Every day starts with an onslaught of choices, tasks, and, in my house, attacks from clawed felines. There’s the standard issue stuff – making breakfast, ingesting as much caffeine as possible, staring at the ceiling and wishing for just one more hour of sleep. And then there’s the interesting bits, what actually gets done not by necessity but by choice.

Jobs, those burdens of our pre-robot utopia lives, tend to dominate the bulk of our daily routines. Meetings, emails, water cooler griping sessions with Jeff, they all kinda blur into a broad miasma that stretches between after breakfast to whenever the sanity is so far gone that you stop. Maybe you’re working on a line that’s a constant grind from start to finish, muscles moving in a routine that is so baked in you’re more machine than man, now.
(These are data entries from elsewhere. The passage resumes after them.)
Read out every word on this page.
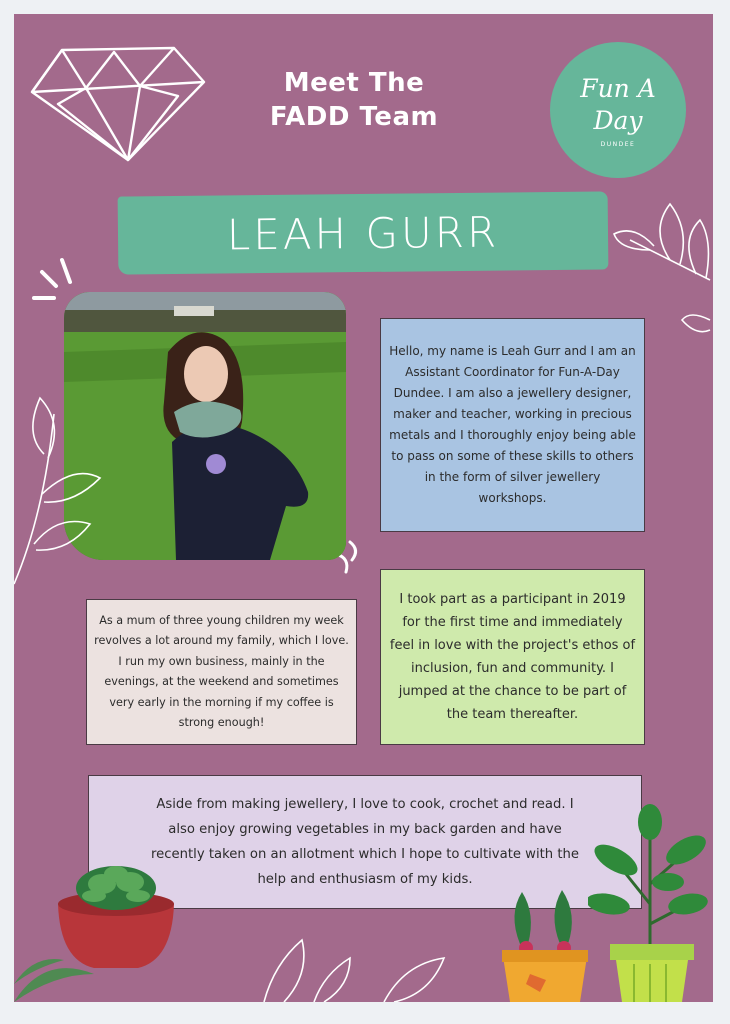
Meet The
FADD Team
Fun A
Day
DUNDEE
LEAH GURR

Hello, my name is Leah Gurr and I am an Assistant Coordinator for Fun-A-Day Dundee. I am also a jewellery designer, maker and teacher, working in precious metals and I thoroughly enjoy being able to pass on some of these skills to others in the form of silver jewellery workshops.

As a mum of three young children my week revolves a lot around my family, which I love. I run my own business, mainly in the evenings, at the weekend and sometimes very early in the morning if my coffee is strong enough!

I took part as a participant in 2019 for the first time and immediately feel in love with the project's ethos of inclusion, fun and community. I jumped at the chance to be part of the team thereafter.

Aside from making jewellery, I love to cook, crochet and read. I also enjoy growing vegetables in my back garden and have recently taken on an allotment which I hope to cultivate with the help and enthusiasm of my kids.
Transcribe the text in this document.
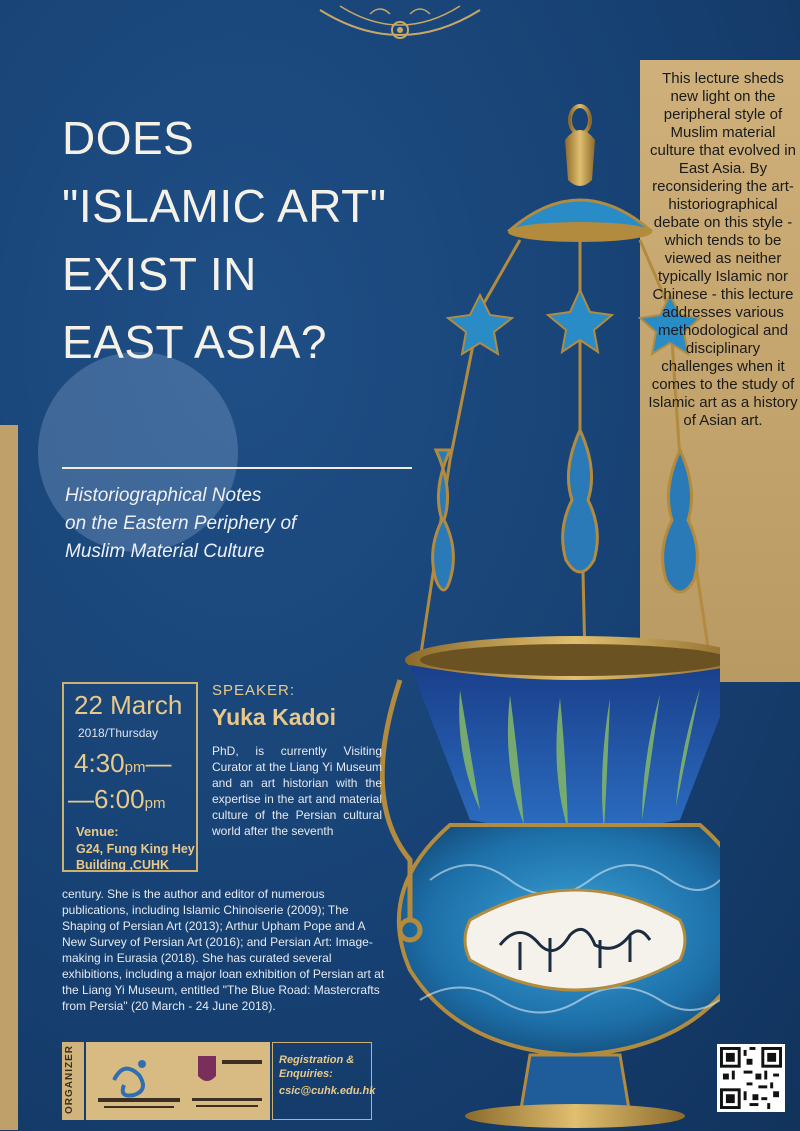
DOES
"ISLAMIC ART"
EXIST IN
EAST ASIA?

Historiographical Notes
on the Eastern Periphery of
Muslim Material Culture

This lecture sheds new light on the peripheral style of Muslim material culture that evolved in East Asia. By reconsidering the art-historiographical debate on this style - which tends to be viewed as neither typically Islamic nor Chinese - this lecture addresses various methodological and disciplinary challenges when it comes to the study of Islamic art as a history of Asian art.

22 March
2018/Thursday
4:30pm—
—6:00pm
Venue:
G24, Fung King Hey Building ,CUHK
SPEAKER:
Yuka Kadoi

PhD, is currently Visiting Curator at the Liang Yi Museum and an art historian with the expertise in the art and material culture of the Persian cultural world after the seventh

century. She is the author and editor of numerous publications, including Islamic Chinoiserie (2009); The Shaping of Persian Art (2013); Arthur Upham Pope and A New Survey of Persian Art (2016); and Persian Art: Image-making in Eurasia (2018). She has curated several exhibitions, including a major loan exhibition of Persian art at the Liang Yi Museum, entitled "The Blue Road: Mastercrafts from Persia" (20 March - 24 June 2018).

ORGANIZER	Registration & Enquiries:
csic@cuhk.edu.hk
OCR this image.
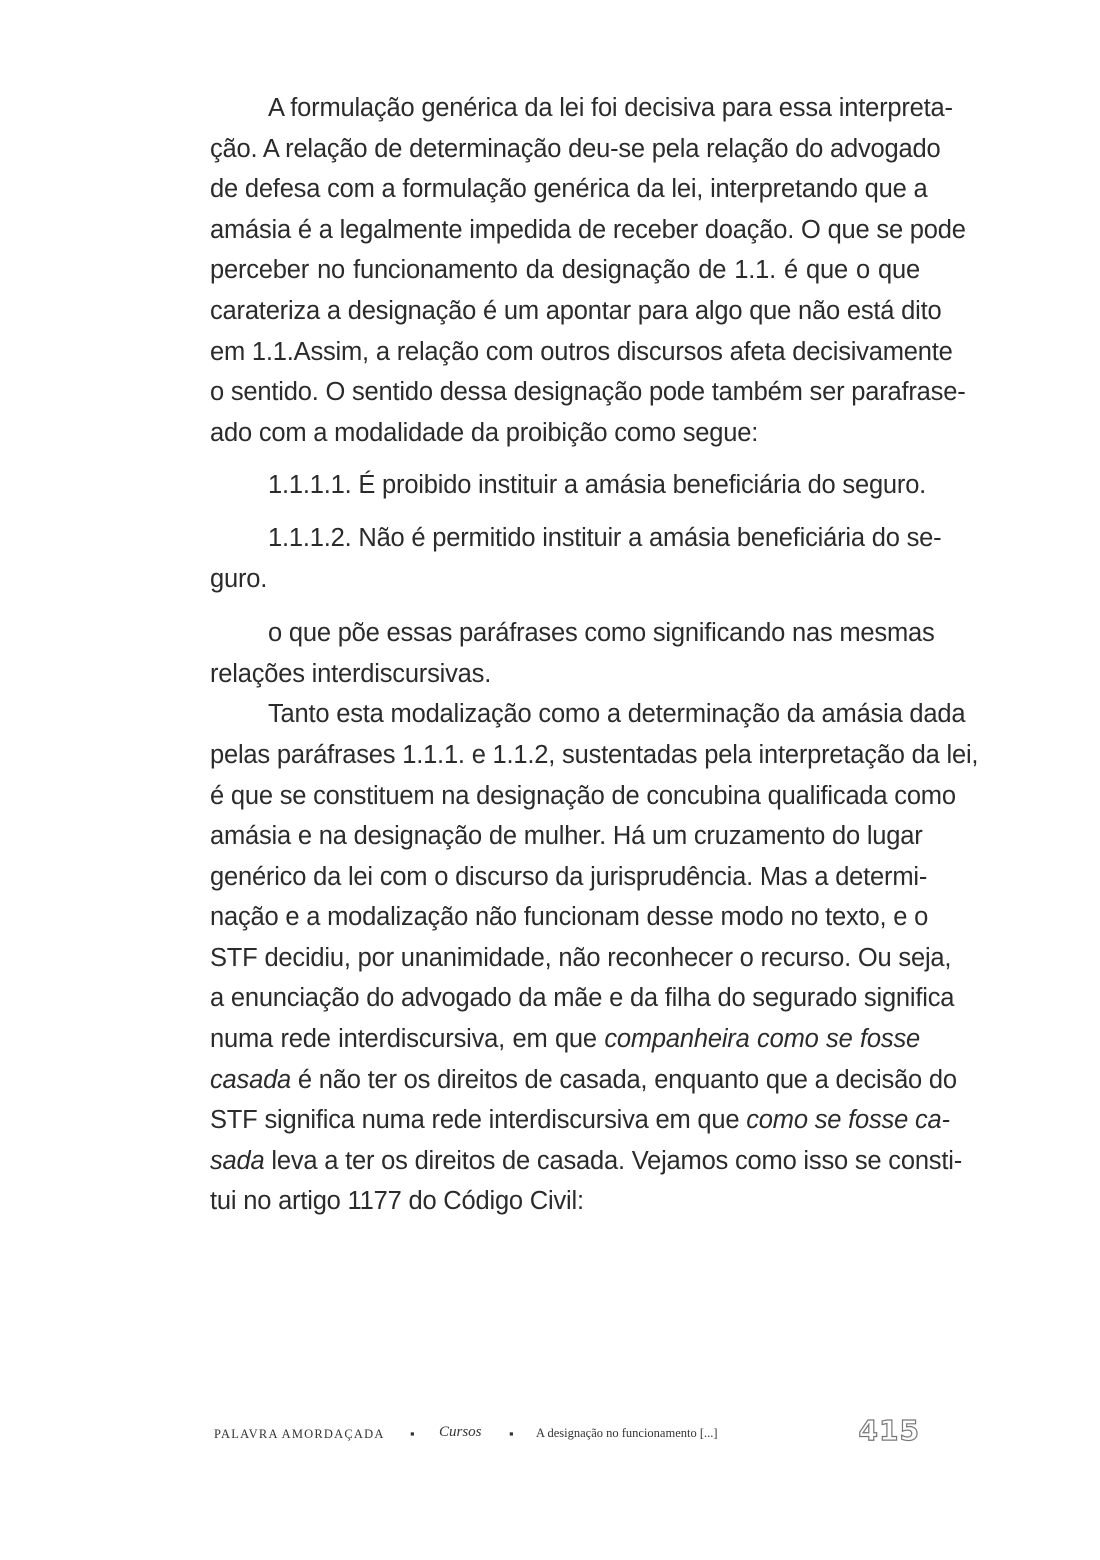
A formulação genérica da lei foi decisiva para essa interpreta-
ção. A relação de determinação deu-se pela relação do advogado
de defesa com a formulação genérica da lei, interpretando que a
amásia é a legalmente impedida de receber doação. O que se pode
perceber no funcionamento da designação de 1.1. é que o que
carateriza a designação é um apontar para algo que não está dito
em 1.1.Assim, a relação com outros discursos afeta decisivamente
o sentido. O sentido dessa designação pode também ser parafrase-
ado com a modalidade da proibição como segue:
1.1.1.1. É proibido instituir a amásia beneficiária do seguro.
1.1.1.2. Não é permitido instituir a amásia beneficiária do se-
guro.
o que põe essas paráfrases como significando nas mesmas
relações interdiscursivas.
Tanto esta modalização como a determinação da amásia dada
pelas paráfrases 1.1.1. e 1.1.2, sustentadas pela interpretação da lei,
é que se constituem na designação de concubina qualificada como
amásia e na designação de mulher. Há um cruzamento do lugar
genérico da lei com o discurso da jurisprudência. Mas a determi-
nação e a modalização não funcionam desse modo no texto, e o
STF decidiu, por unanimidade, não reconhecer o recurso. Ou seja,
a enunciação do advogado da mãe e da filha do segurado significa
numa rede interdiscursiva, em que companheira como se fosse
casada é não ter os direitos de casada, enquanto que a decisão do
STF significa numa rede interdiscursiva em que como se fosse ca-
sada leva a ter os direitos de casada. Vejamos como isso se consti-
tui no artigo 1177 do Código Civil:
PALAVRA AMORDAÇADA ▪ Cursos ▪ A designação no funcionamento [...]	415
Either way, eventually, whether in the evening or during your lunch break, you’ll come to a crossroads. A set of options, each with glaring pros and cons. I’d argue making those choices is the most power any of us have during a normal day – namely, how to spend what time we have that’s not predetermined by necessities.

More and more, I’m coming to make those choices by their degree of relative fun – a thoroughly unscientific and subjective measure. The relative in that label doesn’t just apply to the moment-to-moment comparison of, say, mowing the lawn vs. chasing said kitties around the house in a halloween costume, but also to the future satisfaction posed by those same activities.

Mowing the lawn, for example, may have less immediate joy than terrorizing the pets, but it’s going to have a greater long-term benefit because my house won’t look like a jungle ruin, and I’ll have the added boost of podcast listening time, and something of a workout. Not bad!

This also applies to things like piano, or reading books, watching one movie over another, etc.

And it also, yes, applies to writing – a fun but also difficult activity. Give me a notebook and a cafe and I’ll scribble down nonsense about alien uprisings and delusional, diabolical cat wizards that can only be defeated by an enchanted ball of yarn. Getting me to that cafe, though, over the aforementioned movie or game is much harder. Both of those latter activities offer more immediate fun, an easy grab at joy with little cost or effort – and both can have lasting benefits too, whether in cultural knowledge or by throwing popcorn at other people and thereby improving one’s popcorn throwing accuracy, a sure-to-be-vital skill in our coming AMC-dominated dystopia.

So I’ve been working through this daily battle by finding those moments where writing is easy to access, and when I’m presented with lots of mediocre choices, instead reaching a little deeper, pushing a little harder to make the long play. If, say, there aren’t any movies I really want to see, rather than settle, maybe I’ll jot down another chapter or an outline of another story. If I have a ten minute break between meetings, maybe I’ll update a synopsis or jot down an idea instead of flick to Facebook to see what ads they care to serve me today.

I’m definitely not as good at this as I’d like to be – it’s still too easy to reach for the phone instead of the notebook, but I’m trying.

One thing I do know? I never regret choosing to write, afterwards.

And, because I’m not chasing them, the cats curl up in my lap while I scribble away, which makes for a pretty good reward.